Powerball winners will lose big if they go public

September 12, 2011|Jay Hancock

There must be 109 million ways to ruin your life after finding out you won Powerball. But the most critical decision comes quickly, after about the fourth or fifth time you check the numbers.

To go public or not? To grip a check the size of a Charlie Sheen poster for the cameras? Or to hide your good fortune from an admiring and envious world?

"We've heard from a couple" who say they own the $109 million Powerball ticket sold in Abingdon last week, says Carole Everett, spokeswoman for the Maryland Lottery. They might come down to present the ticket in a few days, she said. Lottery officials hope they'll go public at a big media party.

"We encourage it," Everett says. "We like it. We like to show happy winners!"

Don't do it, Mr. and Mrs. Powerball. Anonymity is the first step to megawealth sanity. Sudden riches are hard enough to handle. Fame will crush you.

Don't even tell your kids.

"Every person that you have ever met is going to contact you," says Steven Danish, a professor of psychology at Virginia Commonwealth University who counsels lottery winners. "You get threatened. You get invaded. You get surprised. They try to raise your guilt. You get confused about who your friends are and who they aren't."

Some states make lottery winners disclose their identities to the public to claim their prize. Not Maryland.

As a member of the working media I would love to know who you are, Powerball winners. A laid-off construction worker and his schoolteacher wife? A homemaker and a BGE lineman? Harford County Executive David Craig and wife Melinda?

Don't indulge me. Get a good lawyer — not your brother-in-law! You haven't told him, remember?

Figure out the biggest and best-known downtown Baltimore law firms. Interview a couple. Hire one. Pay them by the hour and pay them well. You can afford it. Ask about taxes, trusts, investments — and privacy.

Invest conservatively. Invest for income. Whether you take the annuity or the lump sum, you have more than enough money for you, your heirs, your heirs' heirs and all kinds of charities. You don't need to turn $100 million into $200 million. Try too hard and you're more likely to turn it into $10 million.

Firms such as T. Rowe Price or Vanguard can preserve your hoard, generate a nice annual income and not rip you off. Don't go with your stockbroker cousin.

Move, if you must. Buy a new house. But no more than five bathrooms, please.

Don't get a swollen head. Winning $109 million is a freak accident, like falling through a manhole and getting eaten by an alligator. It does not bestow dignity or virtue. But you can become honorable and good according to how you wield your wealth.
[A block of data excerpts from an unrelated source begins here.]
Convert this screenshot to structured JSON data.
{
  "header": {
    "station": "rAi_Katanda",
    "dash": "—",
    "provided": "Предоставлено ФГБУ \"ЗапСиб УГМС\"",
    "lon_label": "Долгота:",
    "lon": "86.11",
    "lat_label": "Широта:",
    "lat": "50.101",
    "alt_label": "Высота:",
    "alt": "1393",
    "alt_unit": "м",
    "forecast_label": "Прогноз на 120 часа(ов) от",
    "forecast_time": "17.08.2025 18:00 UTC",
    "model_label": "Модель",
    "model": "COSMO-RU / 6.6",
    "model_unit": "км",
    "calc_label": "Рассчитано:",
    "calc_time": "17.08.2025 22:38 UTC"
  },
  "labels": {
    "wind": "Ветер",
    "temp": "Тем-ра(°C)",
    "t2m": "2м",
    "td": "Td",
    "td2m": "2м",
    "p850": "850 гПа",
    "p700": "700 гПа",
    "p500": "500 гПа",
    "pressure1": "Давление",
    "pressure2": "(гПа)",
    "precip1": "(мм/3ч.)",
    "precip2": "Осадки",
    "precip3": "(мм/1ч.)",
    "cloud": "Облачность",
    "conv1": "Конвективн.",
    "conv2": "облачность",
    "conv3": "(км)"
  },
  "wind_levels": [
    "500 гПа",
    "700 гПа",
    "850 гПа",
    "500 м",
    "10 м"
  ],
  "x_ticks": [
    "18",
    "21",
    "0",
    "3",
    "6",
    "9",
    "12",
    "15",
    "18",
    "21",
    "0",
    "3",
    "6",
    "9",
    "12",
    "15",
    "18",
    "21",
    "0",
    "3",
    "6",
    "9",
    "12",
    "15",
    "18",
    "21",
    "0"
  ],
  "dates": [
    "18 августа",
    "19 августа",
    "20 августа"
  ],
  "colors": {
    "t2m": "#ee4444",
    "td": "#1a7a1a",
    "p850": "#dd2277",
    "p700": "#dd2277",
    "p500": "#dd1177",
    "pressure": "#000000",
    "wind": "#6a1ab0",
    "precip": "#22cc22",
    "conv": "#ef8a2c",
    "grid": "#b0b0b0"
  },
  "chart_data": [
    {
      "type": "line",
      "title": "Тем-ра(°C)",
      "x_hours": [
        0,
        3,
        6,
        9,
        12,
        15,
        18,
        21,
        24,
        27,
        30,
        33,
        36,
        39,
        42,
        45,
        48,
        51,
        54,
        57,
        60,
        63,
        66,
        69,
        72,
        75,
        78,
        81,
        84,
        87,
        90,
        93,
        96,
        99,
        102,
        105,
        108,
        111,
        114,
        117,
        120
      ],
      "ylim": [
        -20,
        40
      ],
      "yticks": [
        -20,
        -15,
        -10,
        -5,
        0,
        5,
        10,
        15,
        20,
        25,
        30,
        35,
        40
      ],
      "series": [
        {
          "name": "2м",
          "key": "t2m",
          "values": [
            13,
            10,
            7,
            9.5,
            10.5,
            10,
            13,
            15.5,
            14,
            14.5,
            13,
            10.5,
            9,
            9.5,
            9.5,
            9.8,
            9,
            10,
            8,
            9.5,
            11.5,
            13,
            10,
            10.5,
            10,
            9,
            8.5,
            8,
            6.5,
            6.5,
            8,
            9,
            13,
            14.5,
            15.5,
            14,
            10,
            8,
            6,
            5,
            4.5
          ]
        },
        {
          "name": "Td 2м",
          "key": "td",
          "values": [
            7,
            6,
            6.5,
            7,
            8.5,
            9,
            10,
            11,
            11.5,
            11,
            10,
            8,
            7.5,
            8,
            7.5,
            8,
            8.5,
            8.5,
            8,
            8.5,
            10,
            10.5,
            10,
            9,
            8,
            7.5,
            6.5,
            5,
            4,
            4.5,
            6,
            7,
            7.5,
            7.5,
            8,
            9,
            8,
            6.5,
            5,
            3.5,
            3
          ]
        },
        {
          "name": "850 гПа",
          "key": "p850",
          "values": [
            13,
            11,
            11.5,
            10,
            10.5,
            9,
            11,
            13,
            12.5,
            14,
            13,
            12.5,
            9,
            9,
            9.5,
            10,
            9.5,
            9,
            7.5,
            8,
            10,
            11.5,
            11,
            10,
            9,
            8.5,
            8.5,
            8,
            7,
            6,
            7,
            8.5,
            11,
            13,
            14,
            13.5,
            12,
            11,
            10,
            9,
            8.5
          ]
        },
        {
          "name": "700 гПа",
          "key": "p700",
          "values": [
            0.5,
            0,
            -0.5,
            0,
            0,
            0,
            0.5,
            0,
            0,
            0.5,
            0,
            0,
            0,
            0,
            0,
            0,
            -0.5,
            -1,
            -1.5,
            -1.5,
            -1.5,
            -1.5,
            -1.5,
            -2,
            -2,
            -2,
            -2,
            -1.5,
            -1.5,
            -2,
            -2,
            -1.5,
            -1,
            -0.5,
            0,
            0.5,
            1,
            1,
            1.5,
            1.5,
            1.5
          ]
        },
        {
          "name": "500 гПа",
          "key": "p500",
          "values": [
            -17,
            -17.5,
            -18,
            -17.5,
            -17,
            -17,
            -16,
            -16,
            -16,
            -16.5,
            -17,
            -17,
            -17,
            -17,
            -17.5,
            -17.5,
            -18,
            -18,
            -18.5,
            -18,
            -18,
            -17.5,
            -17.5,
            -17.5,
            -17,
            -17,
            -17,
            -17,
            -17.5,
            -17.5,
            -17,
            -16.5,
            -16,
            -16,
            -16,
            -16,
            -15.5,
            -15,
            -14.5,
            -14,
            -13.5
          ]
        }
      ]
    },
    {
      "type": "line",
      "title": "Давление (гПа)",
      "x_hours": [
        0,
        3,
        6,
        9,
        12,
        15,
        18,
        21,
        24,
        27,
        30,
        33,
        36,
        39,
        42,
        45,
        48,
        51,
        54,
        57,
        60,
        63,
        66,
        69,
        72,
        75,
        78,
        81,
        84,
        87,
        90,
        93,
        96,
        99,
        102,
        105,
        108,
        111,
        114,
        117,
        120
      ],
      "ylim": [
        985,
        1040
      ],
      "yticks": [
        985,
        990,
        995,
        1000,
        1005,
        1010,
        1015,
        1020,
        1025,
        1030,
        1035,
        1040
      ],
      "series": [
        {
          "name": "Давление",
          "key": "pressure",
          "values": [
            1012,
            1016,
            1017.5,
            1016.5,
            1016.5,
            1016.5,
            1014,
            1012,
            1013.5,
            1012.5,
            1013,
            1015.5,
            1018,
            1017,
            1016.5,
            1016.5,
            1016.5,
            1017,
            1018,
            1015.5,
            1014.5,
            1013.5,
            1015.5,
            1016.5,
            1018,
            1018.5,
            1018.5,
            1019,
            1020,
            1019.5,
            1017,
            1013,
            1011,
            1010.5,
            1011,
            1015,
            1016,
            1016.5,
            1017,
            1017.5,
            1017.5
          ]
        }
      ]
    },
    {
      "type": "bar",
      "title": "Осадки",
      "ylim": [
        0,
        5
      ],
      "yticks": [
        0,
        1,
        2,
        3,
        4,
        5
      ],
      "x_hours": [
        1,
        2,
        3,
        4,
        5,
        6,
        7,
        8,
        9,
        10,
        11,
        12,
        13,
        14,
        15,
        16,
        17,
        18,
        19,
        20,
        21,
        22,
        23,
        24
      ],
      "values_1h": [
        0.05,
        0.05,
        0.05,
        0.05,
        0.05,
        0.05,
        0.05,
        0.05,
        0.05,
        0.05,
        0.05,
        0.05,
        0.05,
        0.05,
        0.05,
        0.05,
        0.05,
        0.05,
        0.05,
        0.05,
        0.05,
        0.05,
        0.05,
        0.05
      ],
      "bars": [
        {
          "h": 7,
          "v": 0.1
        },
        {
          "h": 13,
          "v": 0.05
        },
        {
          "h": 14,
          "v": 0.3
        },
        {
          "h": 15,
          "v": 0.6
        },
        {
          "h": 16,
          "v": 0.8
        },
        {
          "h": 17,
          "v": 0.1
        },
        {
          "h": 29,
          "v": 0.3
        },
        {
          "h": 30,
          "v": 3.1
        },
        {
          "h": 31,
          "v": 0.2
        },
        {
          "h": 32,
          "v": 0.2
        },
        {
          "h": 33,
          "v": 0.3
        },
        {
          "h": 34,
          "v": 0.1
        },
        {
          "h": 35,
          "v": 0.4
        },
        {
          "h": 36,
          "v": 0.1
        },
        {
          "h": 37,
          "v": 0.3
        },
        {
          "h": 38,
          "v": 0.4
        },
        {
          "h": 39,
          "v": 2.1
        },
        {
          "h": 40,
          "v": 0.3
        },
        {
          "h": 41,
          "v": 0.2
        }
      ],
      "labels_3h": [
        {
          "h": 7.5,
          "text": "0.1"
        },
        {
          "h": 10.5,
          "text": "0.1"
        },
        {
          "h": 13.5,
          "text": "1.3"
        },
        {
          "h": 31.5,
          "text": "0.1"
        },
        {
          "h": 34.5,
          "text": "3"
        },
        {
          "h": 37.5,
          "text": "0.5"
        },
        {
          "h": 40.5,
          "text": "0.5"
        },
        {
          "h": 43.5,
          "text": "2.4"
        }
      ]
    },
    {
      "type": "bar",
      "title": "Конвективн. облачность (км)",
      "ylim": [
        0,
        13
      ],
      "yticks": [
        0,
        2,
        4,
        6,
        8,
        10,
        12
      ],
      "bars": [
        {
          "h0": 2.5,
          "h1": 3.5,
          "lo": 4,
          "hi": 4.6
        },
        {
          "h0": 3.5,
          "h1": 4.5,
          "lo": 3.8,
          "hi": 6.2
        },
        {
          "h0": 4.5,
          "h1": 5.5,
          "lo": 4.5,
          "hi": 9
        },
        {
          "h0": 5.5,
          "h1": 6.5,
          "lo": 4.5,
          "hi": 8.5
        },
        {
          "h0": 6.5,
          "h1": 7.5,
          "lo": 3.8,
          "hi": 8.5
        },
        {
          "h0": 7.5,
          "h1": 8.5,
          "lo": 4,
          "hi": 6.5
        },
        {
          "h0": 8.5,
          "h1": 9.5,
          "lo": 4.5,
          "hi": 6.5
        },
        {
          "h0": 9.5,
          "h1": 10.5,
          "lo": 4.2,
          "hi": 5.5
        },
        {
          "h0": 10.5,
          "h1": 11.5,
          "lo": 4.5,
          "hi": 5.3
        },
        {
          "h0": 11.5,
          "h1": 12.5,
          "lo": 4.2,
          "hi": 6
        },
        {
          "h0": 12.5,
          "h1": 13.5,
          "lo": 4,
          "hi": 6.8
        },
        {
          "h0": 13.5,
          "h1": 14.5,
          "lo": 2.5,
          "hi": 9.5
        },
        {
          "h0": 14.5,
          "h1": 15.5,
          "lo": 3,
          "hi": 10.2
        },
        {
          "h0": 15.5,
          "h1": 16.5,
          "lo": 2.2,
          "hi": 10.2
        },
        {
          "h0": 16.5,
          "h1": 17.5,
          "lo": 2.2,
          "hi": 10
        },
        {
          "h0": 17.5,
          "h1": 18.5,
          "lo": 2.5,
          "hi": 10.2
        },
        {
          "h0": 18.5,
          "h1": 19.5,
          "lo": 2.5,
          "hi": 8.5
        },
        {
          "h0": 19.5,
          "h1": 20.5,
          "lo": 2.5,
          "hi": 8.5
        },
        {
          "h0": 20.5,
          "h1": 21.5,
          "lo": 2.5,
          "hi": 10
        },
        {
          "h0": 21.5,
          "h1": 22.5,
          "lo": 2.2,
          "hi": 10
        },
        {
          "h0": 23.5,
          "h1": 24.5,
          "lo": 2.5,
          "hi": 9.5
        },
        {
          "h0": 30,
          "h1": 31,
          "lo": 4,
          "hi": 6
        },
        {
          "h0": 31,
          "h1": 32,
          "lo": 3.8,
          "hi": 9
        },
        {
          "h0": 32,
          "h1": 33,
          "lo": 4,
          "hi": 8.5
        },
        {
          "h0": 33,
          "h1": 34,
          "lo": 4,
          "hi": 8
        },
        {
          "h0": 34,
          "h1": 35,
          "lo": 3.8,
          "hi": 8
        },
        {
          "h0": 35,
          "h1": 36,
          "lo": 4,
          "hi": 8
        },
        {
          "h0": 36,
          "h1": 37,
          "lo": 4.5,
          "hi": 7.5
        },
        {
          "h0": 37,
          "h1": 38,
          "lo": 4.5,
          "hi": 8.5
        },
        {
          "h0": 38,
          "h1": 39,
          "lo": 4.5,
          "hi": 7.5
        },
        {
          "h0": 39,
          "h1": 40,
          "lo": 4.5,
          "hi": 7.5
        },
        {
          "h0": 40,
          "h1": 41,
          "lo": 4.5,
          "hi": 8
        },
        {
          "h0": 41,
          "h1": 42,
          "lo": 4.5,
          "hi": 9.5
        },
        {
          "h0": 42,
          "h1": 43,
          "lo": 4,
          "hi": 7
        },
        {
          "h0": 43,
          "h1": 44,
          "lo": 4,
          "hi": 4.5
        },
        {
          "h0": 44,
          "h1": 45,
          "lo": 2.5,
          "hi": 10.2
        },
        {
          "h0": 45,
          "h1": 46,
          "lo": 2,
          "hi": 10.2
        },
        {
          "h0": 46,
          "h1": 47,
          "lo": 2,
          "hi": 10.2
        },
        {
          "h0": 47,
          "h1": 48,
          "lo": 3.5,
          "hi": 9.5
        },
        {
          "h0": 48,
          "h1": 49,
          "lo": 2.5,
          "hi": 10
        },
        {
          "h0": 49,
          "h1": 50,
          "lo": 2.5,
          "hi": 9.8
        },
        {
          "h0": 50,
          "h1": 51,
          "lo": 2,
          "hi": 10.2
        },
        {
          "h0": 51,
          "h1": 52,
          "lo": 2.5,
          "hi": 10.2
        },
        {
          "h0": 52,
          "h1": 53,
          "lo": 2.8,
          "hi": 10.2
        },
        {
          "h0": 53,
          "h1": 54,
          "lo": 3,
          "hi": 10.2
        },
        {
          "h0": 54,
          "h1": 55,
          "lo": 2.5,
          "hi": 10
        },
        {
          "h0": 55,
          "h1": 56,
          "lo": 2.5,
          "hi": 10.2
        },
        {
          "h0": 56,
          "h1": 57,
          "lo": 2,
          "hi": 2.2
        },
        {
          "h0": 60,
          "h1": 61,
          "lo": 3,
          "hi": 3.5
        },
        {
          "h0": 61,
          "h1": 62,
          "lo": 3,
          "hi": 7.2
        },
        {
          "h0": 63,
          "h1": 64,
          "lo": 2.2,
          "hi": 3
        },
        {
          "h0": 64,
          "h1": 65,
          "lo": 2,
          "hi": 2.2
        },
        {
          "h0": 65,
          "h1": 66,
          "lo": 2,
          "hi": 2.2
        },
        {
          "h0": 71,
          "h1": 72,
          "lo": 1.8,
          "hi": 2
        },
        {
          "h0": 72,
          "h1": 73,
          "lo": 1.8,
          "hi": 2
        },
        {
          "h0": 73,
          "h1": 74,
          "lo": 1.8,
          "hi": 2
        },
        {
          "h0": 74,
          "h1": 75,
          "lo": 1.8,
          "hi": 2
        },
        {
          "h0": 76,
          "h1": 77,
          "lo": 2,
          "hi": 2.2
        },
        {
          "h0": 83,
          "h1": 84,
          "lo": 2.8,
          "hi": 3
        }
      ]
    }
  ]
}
We're in the worst economy in 80 years. People still starve in parts of the world. Be kind in ways large and small. Anonymously. Lawyers can facilitate that, too.

Faceless charity is not only the most praiseworthy type, as certified by the major religions. It's also economically efficient, because it preserves incentives for recipients to help themselves. They won't know whom to pester for another bailout.

Learn about incentives. Don't let Powerball millions turn into a welfare trap for you and your relatives. Lottery windfalls that smother our reasons for getting out of bed leave us poorer than before we bought the ticket.

Buy a new car if you want. Not a Porsche. Take the family to Disney World.

If you must tell people you won the lottery — to explain Disney World — don't disclose the amount. Let them think you pocketed a few grand on Pick 4.

"When was the last time somebody in Maryland won this big?" I asked Everett. In 2003, she said, a woman won $183 million in Mega Millions. Big news conference, lots of media.

"And who was that?" I asked. She couldn't say, she said, because the family decided they no longer wanted publicity. (For the record, it was letter carrier Bernadette Gietka, a letter carrier from Dundalk.)

See? For any outed lottery winner, the glory and adrenaline of publicity are paid for with years of wondering whether your friends like you or your dough.

"There are people who are going to try to intimidate you," says Danish. "Or swindle you. Or try to force you to share the money. And you're going to feel guilty because you can't make everybody's dream come true."

The lottery is a raw deal for everyone except government, which gets some of the revenue. Many who play can least afford it. Those who win are extremely rare. The winners sometimes turn out to be the biggest losers.

That's another reason to skip the mediafest. You've just obtained financial independence. Don't let it be said that your last job was as a highly paid flack for the lottery industry.